Leazinha caminhava pela calçada molhada, o guarda-chuva pendurado em um braço enquanto a outra mão segurava uma pasta de couro gasto. A faculdade havia ficado para trás; ela era agora oficialmente bacharel em Administração. No entanto, aquele diploma que tanto prometera parecia não abrir portas. Currículos enviados por e-mail, entrevistas frustradas e recusas educadas. O mercado estava saturado, e Leazinha sentia-se invisível.
Certo dia, sentada no sofá apertado do seu minúsculo apartamento, ela folheava distraída revistas velhas que encontrara em uma caixa na garagem do prédio. Uma delas chamou sua atenção: uma edição antiga sobre economia doméstica. Entre receitas caseiras e dicas de organização, um artigo falava sobre pequenos negócios iniciados dentro de casa. Foi então que algo acendeu em sua mente.
Leazinha sempre amou cozinhar. Desde pequena, passava horas ao lado da avó preparando bolos, pães e doces tradicionais. Ela até vendia alguns quitutes na universidade, mas nunca encarara aquilo como algo sério. E se transformasse isso em um negócio?
No início, foi tudo muito simples. Ela começou fazendo brigadeiros gourmet e colocando anúncios nas redes sociais. “Doces da Leazinha” era o nome que escolhera, inspirada nos elogios que sempre recebia das amigas. Os pedidos começaram timidamente — uma festa aqui, um presente ali. Mas logo as encomendas cresceram, impulsionadas pelas indicações satisfeitas dos clientes.
Com o dinheiro inicial, Leazinha investiu em embalagens mais bonitas e diversificou os sabores. Além dos clássicos brigadeiros de chocolate, surgiram versões com limão-siciliano, maracujá e até café com especiarias. Depois vieram os cupcakes, os brownies e as tortas artesanais.
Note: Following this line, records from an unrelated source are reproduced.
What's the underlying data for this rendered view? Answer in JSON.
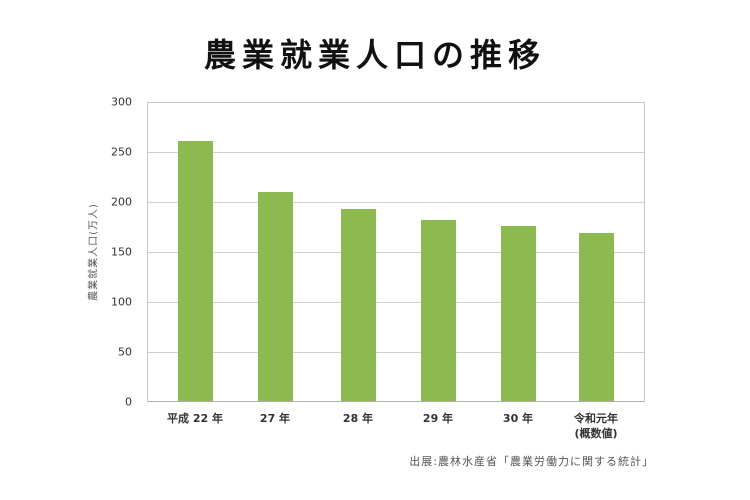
{
  "chart_data": {
    "type": "bar",
    "title": "農業就業人口の推移",
    "categories": [
      "平成 22 年",
      "27 年",
      "28 年",
      "29 年",
      "30 年",
      "令和元年\n(概数値)"
    ],
    "values": [
      260.6,
      209.7,
      192.2,
      181.6,
      175.3,
      168.1
    ],
    "xlabel": "",
    "ylabel": "農業就業人口(万人)",
    "ylim": [
      0,
      300
    ],
    "yticks": [
      0,
      50,
      100,
      150,
      200,
      250,
      300
    ],
    "grid": true,
    "legend": null,
    "bar_color": "#8cba51",
    "source": "出展:農林水産省「農業労働力に関する統計」"
  },
  "title": "農業就業人口の推移",
  "ylabel": "農業就業人口(万人)",
  "yticks": [
    "300",
    "250",
    "200",
    "150",
    "100",
    "50",
    "0"
  ],
  "xlabels": [
    {
      "line1": "平成 22 年",
      "line2": ""
    },
    {
      "line1": "27 年",
      "line2": ""
    },
    {
      "line1": "28 年",
      "line2": ""
    },
    {
      "line1": "29 年",
      "line2": ""
    },
    {
      "line1": "30 年",
      "line2": ""
    },
    {
      "line1": "令和元年",
      "line2": "(概数値)"
    }
  ],
  "source": "出展:農林水産省「農業労働力に関する統計」"
}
Ela percebeu que podia agregar valor ao contar histórias por trás de cada doce: lembranças da infância, homenagens à avó ou ingredientes locais.
A virada aconteceu quando uma influenciadora digital postou uma foto dos brigadeiros de Leazinha em sua página. Em poucas horas, centenas de mensagens inundaram o celular dela com novos pedidos. Leazinha mal conseguia acompanhar a demanda sozinha. Contratou ajuda temporária, depois alugou uma cozinha comercial próxima. Seu negócio saiu do anonimato para se tornar uma referência na cidade.
O sucesso trouxe desafios. Administrar estoques, gerenciar funcionários e lidar com fornecedores exigia habilidades que aprendera na faculdade, mas nunca imaginou aplicar dessa forma. Leazinha descobriu que ser dona do próprio negócio significava trabalhar duro, mas também ter liberdade criativa e controle sobre suas decisões.
Dois anos depois, “Doces da Leazinha” já tinha duas lojas físicas e entregava para todo o estado. Ela contratava ex-alunos da universidade para cargos administrativos e oferecia cursos gratuitos de confeitaria para mulheres em situação de vulnerabilidade. O sonho que nasceu em um apartamento apertado havia se tornado uma realidade sólida e impactante.
Certa noite, ao olhar pela janela de sua nova casa, Leazinha sorriu ao lembrar-se de seus dias de incerteza. A vida financeira mudara, sim, mas o maior ganho fora a realização pessoal. Ela não apenas encontrara seu lugar no mundo, como também ajudara outros a encontrar o deles.